Radio Frequency Identification (RFID) uses transponders, usually called RF Tags, which have an antenna and chip with memory. Its history can be traced back to “friend or foe” transponders (transmitter responder) fitted to aircraft in World War II, through scientific work in the 70s, to animal identification tags introduced in USA and UK in the 80s. Growth in the 90s was rapid particularly in two fields, access control (contactless identification passes) and car security. Many modern car keys contain an RFID transponder that is recognized by a circuit in the steering column.

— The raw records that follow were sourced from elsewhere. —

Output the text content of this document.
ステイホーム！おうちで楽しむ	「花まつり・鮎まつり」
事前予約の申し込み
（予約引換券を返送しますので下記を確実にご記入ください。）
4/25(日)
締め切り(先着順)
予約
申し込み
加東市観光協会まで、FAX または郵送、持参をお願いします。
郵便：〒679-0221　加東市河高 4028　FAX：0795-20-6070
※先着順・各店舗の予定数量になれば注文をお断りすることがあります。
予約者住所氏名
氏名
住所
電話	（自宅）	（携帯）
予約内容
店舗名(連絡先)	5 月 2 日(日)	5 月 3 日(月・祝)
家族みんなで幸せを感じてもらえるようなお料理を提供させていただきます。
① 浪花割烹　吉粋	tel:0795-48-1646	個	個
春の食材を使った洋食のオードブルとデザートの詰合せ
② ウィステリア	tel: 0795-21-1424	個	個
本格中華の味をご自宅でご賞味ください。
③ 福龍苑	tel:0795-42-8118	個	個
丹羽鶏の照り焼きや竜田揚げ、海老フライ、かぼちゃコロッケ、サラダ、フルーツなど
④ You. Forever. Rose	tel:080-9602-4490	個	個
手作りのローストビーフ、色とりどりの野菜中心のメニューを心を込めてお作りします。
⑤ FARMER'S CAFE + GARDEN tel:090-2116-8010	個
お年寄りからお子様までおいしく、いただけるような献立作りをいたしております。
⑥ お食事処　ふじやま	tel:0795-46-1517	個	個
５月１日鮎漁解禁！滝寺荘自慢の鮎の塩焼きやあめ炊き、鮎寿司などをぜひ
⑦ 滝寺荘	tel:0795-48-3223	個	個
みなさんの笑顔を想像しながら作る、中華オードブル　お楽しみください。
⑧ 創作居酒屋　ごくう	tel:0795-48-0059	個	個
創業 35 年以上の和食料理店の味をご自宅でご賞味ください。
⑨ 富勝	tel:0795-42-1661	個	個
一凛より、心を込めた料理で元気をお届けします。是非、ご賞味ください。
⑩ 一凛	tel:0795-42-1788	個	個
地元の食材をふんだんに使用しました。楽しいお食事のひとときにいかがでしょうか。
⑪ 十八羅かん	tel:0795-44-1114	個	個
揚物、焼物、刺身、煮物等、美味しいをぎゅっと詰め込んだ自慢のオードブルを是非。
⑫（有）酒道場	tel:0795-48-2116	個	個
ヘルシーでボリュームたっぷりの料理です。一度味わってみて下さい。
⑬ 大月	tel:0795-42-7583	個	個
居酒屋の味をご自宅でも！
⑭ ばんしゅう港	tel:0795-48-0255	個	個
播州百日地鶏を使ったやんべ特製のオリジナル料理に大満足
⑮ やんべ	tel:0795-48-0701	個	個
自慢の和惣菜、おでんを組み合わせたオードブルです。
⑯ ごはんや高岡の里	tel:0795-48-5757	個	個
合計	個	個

A basic RFID system comprises an antenna or coil, a transceiver (with decoder), and a transponder (RF tag) electronically programmed with unique information. Often the antenna is packaged with the transceiver and decoder to become a reader (a.k.a. interrogator), which can be configured either as a handheld or a fixed-mount device. The reader emits radio waves depending upon its power output and the radio frequency used. When an RF tag passes through the electromagnetic zone, it detects the reader's activation signal. The reader decodes the data encoded in the tag's integrated circuit and the data is passed to the host computer for processing.
RF tags are categorized as either active or passive. Active RF tags are powered by an internal battery and are typically read/write, i.e., tag data can be rewritten and/or modified. An active tag's memory size varies according to application requirements; some systems operate with up to 1 MB of memory. In a typical read/write RFID work-in-process system, a tag might give a machine a set of instructions, and the machine would then report its performance to the tag. This encoded data would then become part of the tagged part's history. The battery-supplied power of an active tag generally gives it a longer read range. The trade off is greater size, greater cost, and a limited operational life.
Passive RF tags operate without a separate external power source and obtain operating power generated from the reader. Passive tags are consequently much lighter than active tags, less expensive, and offer a virtually unlimited operational lifetime. The trade off is that they have shorter read ranges than active tags and require a higher-powered reader.
It would be desirable to provide a placard that is updateable and displays a customized message without a direct power source. It is also desirable to provide a placard that can reduce the uncertainty of locating a reserved seat.